The company's turn toward power production made the mill less important, and it was leased to the Christiania firm A/S Lilloe & Smith, which ran it until 1926; output reached 17,000 tonnes of 50 percent wet wood pulp a year in 1921. A/S Hafslund took over Kykkelsrud power station in 1910 and ran the mill as well from 1926 to 1929. By then wood pulp prices had been poor for so many years that profitable operation was impossible, and the mill closed for good. The mill buildings were demolished in 1939 to make way for a new dam for the power station.

== Bibliography ==

- Idland, Tor (2001). Fra ville stryk til fossekraft 1860–1914. Askim kommune.

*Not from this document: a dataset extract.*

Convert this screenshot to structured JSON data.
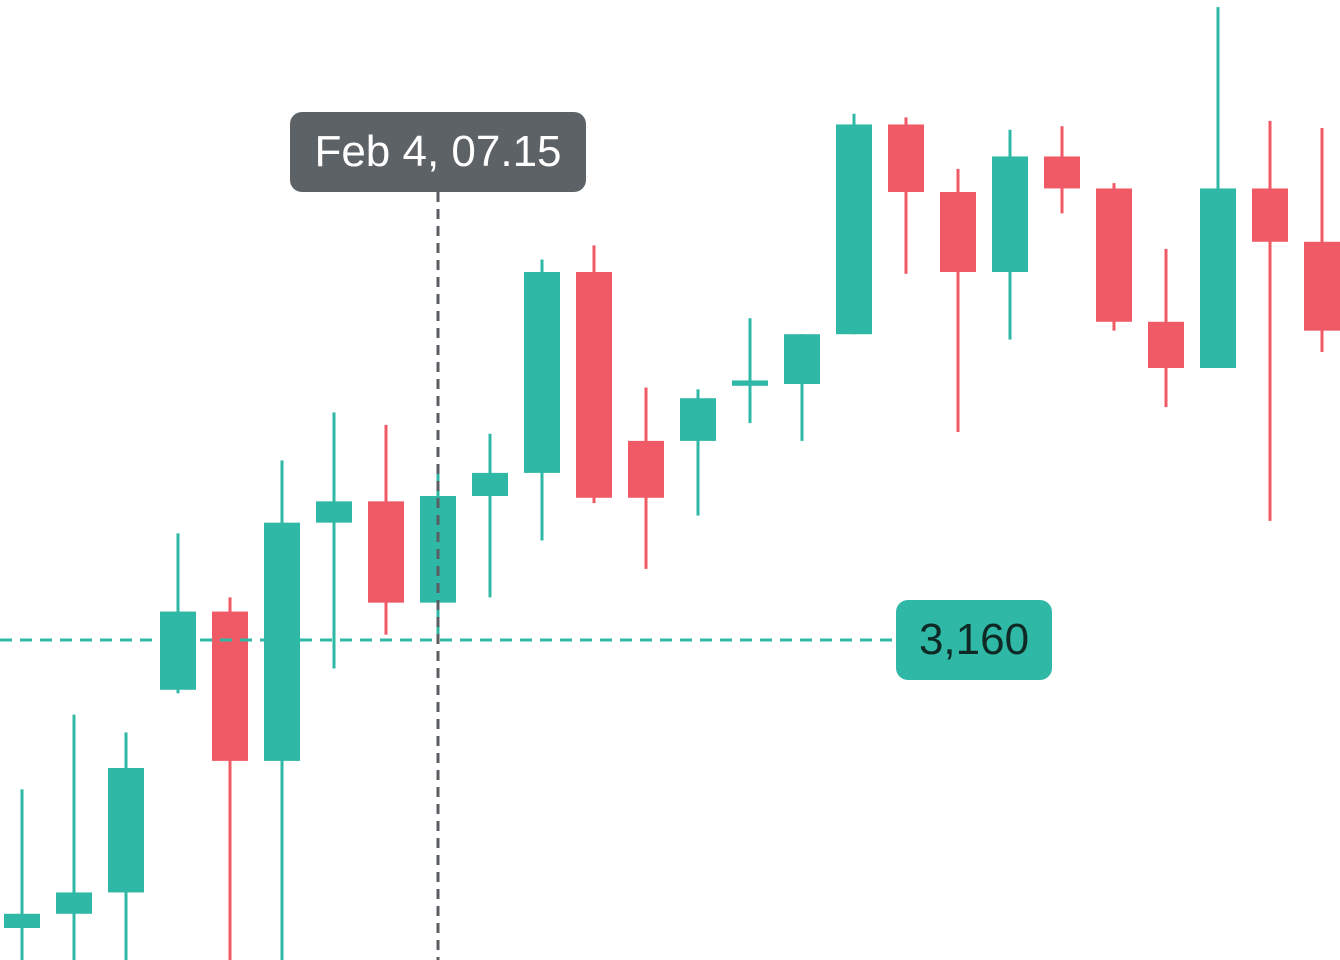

- Idland, Tor, ed. (1995). Gjør din plikt, krev din rett. Askim: Askim og omegn faglige samorganisasjon.
- Grøteig, Truls. Trekk fra et arbeidermiljø 1900–1904. Askim.
- Furuholmen, Gunerius (1945). Christen Furuholmen og hans slekt. Trekk fra familiens liv. Oslo.
- Svendsen, Åsmund (2004). Fylke i grenseland, vol. 4 of Østfolds historie. Østfold fylkeskommune.